Sosok yang berwibawa dan penuh kharisma, aku rindu dibuatnya. Tak jarang aku merasa canggung, seperti pada orang lain. Menatap wajahmu saja aku harus memberanikan diri. Hingga kini aku benar-benar malu– padahal jika sudah mulai bicara engkau tampak seperti seorang sahabat yang senang berbagi. Aku benar-benar rindu…

Pribadi yang sayang suami dan mengabdi. Sesekali membantu bapak mengajar santri, salut! Aku tak banyak menginginkan sosok yang macam-macam untuk istriku kelak. Aku ingin yang seshalihah mamah. Adikku saja yang kuangap belum dewasa dengan teguh ia mengatakan bercita-cita ingin menjadai pribadi seperti mamah.
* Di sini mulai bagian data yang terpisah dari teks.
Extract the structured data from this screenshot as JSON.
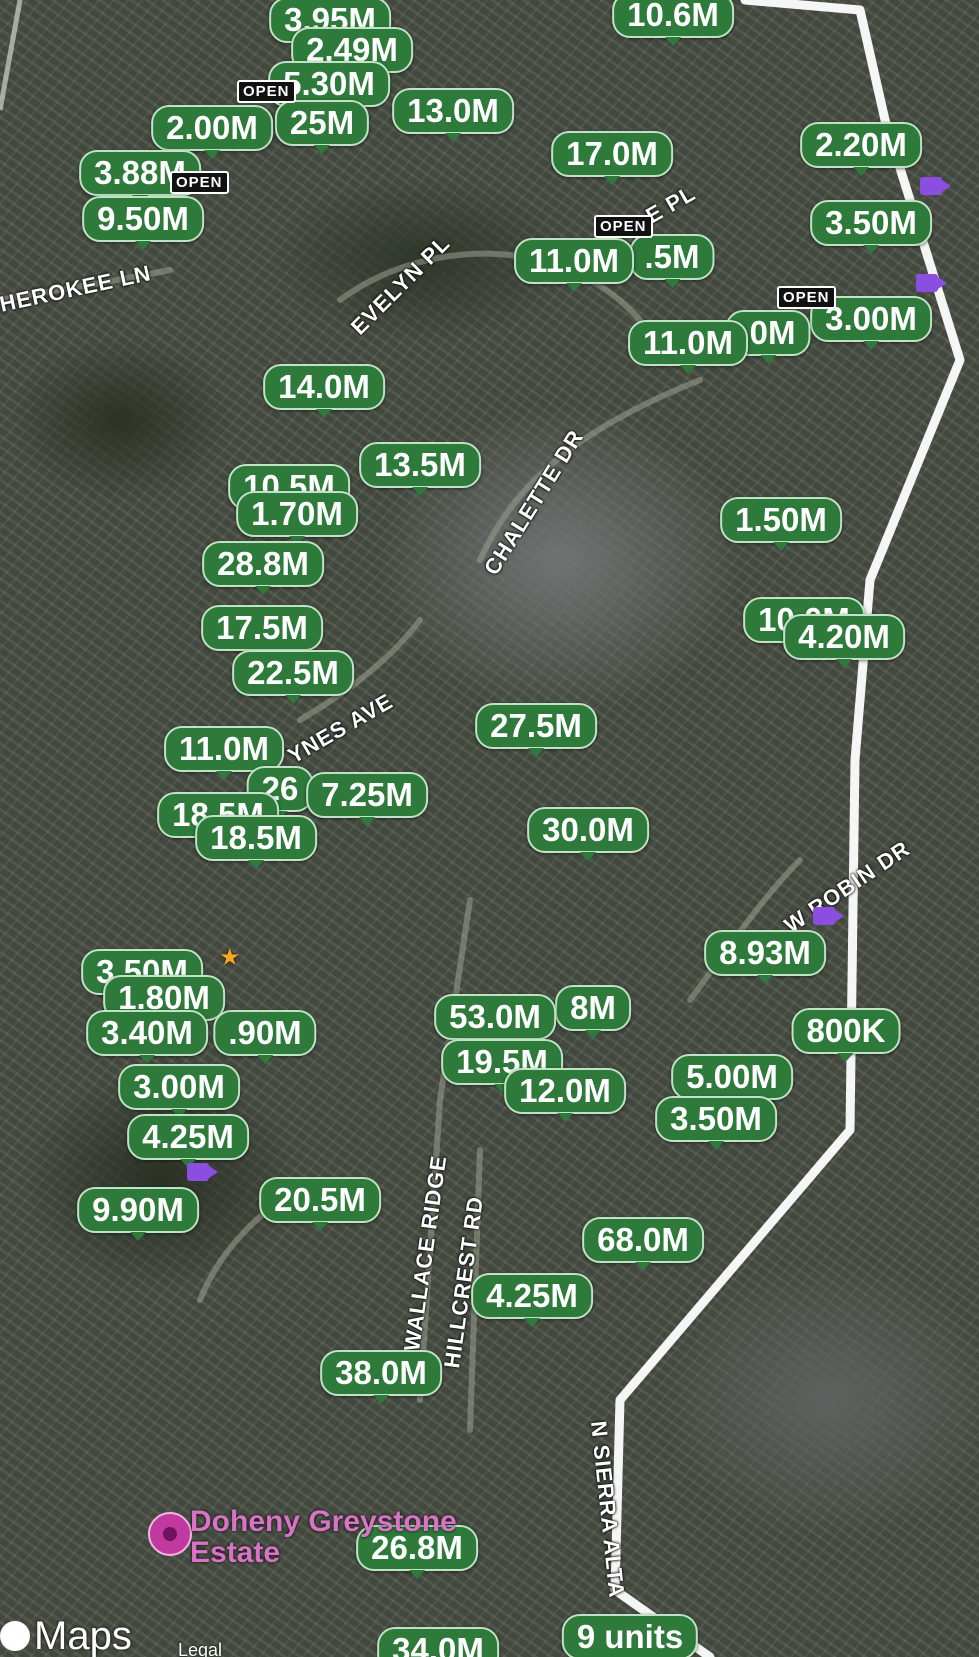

Ya Allah, aku sangat merindukannya…

Bukti kasih tiga bidadari ini benar aku rasakan. Ketiganya tak henti membuat semangatku terus menggebu. Aku selalu menyempatkan berbicara meski dalam sebuah obrolan santai. Celotehmu membuatku beralasan untuk beralasan hidup dan tetap berkarya. Aa bangga pada kalian– Aa rindu kalian…
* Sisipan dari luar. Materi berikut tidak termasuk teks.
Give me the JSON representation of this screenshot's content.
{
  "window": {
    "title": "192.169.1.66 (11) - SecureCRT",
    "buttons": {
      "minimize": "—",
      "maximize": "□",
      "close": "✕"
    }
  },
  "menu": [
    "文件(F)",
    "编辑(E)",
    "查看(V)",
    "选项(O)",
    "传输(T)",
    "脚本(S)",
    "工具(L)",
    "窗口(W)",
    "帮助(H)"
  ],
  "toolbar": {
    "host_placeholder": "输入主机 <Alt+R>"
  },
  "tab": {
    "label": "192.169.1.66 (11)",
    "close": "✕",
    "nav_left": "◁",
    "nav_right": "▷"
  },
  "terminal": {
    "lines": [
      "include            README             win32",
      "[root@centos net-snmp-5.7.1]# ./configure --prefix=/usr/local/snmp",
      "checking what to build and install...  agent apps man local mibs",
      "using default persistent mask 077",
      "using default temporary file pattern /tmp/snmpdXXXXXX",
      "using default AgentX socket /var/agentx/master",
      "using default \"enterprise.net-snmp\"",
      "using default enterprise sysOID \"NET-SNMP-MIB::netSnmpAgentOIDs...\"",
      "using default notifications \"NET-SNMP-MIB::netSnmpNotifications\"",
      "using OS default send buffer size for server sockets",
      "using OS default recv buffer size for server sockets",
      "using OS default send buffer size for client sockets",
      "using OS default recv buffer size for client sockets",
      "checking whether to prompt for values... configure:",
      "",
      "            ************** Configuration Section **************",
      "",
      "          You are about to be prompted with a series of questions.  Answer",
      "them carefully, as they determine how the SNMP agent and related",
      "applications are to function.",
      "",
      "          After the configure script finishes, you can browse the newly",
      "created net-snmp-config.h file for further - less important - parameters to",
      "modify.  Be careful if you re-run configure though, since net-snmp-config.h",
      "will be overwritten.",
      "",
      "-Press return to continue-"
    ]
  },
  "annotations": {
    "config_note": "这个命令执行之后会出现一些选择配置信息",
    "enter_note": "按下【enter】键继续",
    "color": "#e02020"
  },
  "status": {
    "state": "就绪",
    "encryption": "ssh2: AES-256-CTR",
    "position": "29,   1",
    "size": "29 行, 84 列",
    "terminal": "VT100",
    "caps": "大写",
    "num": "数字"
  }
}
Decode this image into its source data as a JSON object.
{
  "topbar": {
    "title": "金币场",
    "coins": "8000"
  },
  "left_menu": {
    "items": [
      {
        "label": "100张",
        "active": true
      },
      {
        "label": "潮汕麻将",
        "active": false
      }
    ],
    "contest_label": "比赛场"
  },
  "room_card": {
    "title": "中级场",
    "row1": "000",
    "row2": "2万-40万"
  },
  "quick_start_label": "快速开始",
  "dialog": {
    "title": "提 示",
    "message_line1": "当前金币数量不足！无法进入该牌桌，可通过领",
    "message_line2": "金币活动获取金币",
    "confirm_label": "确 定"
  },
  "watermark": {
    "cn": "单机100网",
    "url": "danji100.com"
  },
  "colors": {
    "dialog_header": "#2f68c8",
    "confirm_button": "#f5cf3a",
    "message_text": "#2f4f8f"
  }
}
Banyolan khas yang membuat gelak tawa keluarga pecah– itulah sosok kakek yang semangatnya selalu muda. Sesekali beliau meminta buyut dariku– aku hanya melempar senyum sebagai bukti khidmat. Terimakasih untuk seluruh warisan termahal yang engkau berikan kek, hingga kehadiranku lengkap dengan sosok ibu bapak dan keluarga yang shalih-shalihah.

Nenek yang selalu meneteskan air mata kala aku mengukir cita. Inilah bukti doamu nek, aku kini sudah di bumi para Nabi. Aku selalu berharap doa tulusmu.Aku rindu nenek…

Mendiang kakek yang memotivasiku untuk menjadi ahli qiraat. Kalem-nya yang selalu aku rindukan. Kiai dengan segudang ilmu. Aku yakin bukan aku saja yang merindukanmu– disudut sana santri selalu berharap bisa kembali bersua di syurga-Nya. Allahummaghfirlahu warhamhu…

Aku juga tak akan melupakan sosok nenek dari bapak yang aku yakini selalu ada mendampingi langkahku– meski menatapnya pun aku tak pernah. Allahumaghfirlaha waj’alhaa min ahli al-firdaus. Amin.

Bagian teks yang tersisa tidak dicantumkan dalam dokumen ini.